During July 2003 a salvage excavation was conducted in the village of Kabul (Permit No. A-3938*; map ref. NIG 22045/752365; OIG 17045/252365) after quarrying marks were exposed when trial trenches were dug along the route of a sewer pipe. The excavation, on behalf of the Antiquities Authority and financed by the Kabul Local Council, was directed by H. Abu-‘Uqsa, with the assistance of Y. Lerer (probe trenches), A. Shapiro (surveying), H. Smithline (photography) and H. Tahan (drawing).
Five burial caves had been discovered at the site in the past. Four of the caves were equipped with burial niches and one cave had two chambers without niches. Clay coffins were found in each of the caves and ossuaries were discovered in two of the caves. The caves were dated to the first–fourth centuries CE (HA 40:3; 48–49:33; ESI 16:137; 20: 129*; Eretz Tsafon 2002:141–145). Another excavation conducted in 1999 revealed the remains of a building that dated to the Mamluk period (HA-ESI 114:110*).

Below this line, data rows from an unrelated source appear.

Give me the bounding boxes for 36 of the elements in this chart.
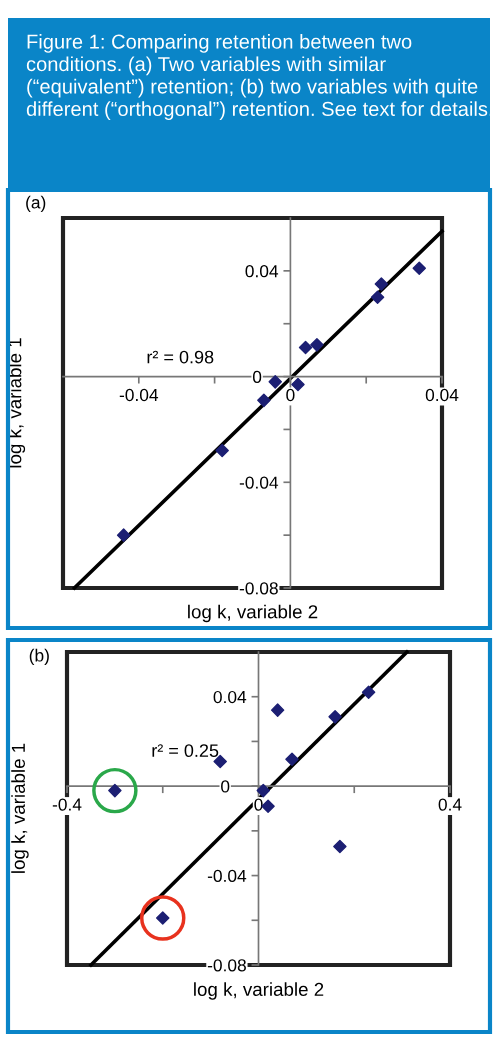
- point: [298, 340, 313, 355]
- point: [270, 703, 285, 717]
- point: [310, 338, 324, 352]
- point: [257, 393, 271, 408]
- text: (a): [26, 195, 46, 212]
- x-axis-title: log k, variable 2: [188, 604, 318, 623]
- annotation: r² = 0.98: [147, 350, 214, 364]
- point: [333, 839, 347, 854]
- y-tick-label: -0.04: [207, 869, 247, 883]
- y-axis-title: log k, variable 1: [11, 743, 29, 873]
- point: [412, 261, 427, 275]
- y-tick-label: -0.08: [239, 582, 278, 595]
- y-tick-label: -0.08: [207, 959, 246, 972]
- text: (b): [29, 648, 49, 666]
- x-axis-title: log k, variable 2: [194, 982, 324, 1000]
- point: [374, 277, 389, 291]
- x-tick-label: 0.04: [425, 388, 459, 402]
- annotation: r² = 0.25: [152, 744, 219, 758]
- y-tick-label: 0: [252, 370, 262, 384]
- point: [328, 710, 342, 724]
- point: [268, 375, 282, 389]
- chart-title: Figure 1: Comparing retention between two conditions. (a) Two variables with similar (“equivalent”) retention; (b) two variables with quite different (“orthogonal”) retention. See text for details.: [26, 34, 492, 121]
- point: [215, 443, 229, 458]
- y-tick-label: 0.04: [245, 265, 279, 278]
- point: [285, 752, 299, 767]
- y-tick-label: -0.04: [239, 476, 279, 489]
- point: [256, 783, 271, 798]
- x-tick-label: -0.4: [52, 798, 82, 811]
- y-tick-label: 0: [221, 780, 230, 793]
- point: [370, 290, 385, 305]
- x-tick-label: 0: [286, 388, 295, 402]
- point: [116, 528, 131, 542]
- x-tick-label: 0.4: [438, 798, 462, 811]
- y-tick-label: 0.04: [213, 690, 247, 704]
- point: [361, 685, 376, 699]
- x-tick-label: -0.04: [119, 388, 159, 402]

A soft qirton-hewn installation that included a funnel-shaped pit (diam. c. 0.24 m, depth 0.3 m; Figs. 1, 2) was exposed. A shallow channel linked it to a collecting vat (0.60 × 0.62 m, depth 0.33 m) that had a settling pit (diam. 0.18 m, depth c. 0.1 m) in its southeastern corner. A north–south oriented wall, built of qirton on top of bedrock, enclosed the west side of the installation that was probably used in the pressing and production of liquids.

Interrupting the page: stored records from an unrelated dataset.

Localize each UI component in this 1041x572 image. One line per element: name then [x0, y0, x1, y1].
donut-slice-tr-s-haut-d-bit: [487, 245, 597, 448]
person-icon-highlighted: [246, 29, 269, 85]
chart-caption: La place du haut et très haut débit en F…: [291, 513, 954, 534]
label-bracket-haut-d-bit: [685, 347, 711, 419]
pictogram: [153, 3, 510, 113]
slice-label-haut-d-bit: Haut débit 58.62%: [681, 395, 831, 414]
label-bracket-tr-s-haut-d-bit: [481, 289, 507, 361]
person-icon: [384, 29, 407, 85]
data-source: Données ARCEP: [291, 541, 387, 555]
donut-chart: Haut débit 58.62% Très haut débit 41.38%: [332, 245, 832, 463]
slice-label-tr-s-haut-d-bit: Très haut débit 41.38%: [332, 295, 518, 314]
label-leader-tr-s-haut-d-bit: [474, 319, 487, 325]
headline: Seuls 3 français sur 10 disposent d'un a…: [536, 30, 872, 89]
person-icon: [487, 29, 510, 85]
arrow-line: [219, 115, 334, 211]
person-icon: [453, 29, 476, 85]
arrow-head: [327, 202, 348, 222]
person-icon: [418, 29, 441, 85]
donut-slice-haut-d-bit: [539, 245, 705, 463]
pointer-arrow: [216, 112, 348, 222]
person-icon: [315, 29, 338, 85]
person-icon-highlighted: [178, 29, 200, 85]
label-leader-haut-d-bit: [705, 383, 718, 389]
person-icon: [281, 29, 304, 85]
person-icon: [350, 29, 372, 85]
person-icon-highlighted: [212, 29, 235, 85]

The ceramic finds included cooking pots (Fig. 3:1, 2), jars (Fig. 3:3–5) and a lamp (Fig. 3:6) that dated to the end of the Hellenistic–Early Roman periods.
The potsherds gathered elsewhere along the route of the sewage pipe dated to the Roman, Byzantine and Mamluk periods. Fragments of colored plaster in shades of lustrous red, grayish-red, yellow, green and white were also collected (Fig. 4). Some of the fragments exhibited floral and geometric patterns and others were coated with two plaster layers of different colors.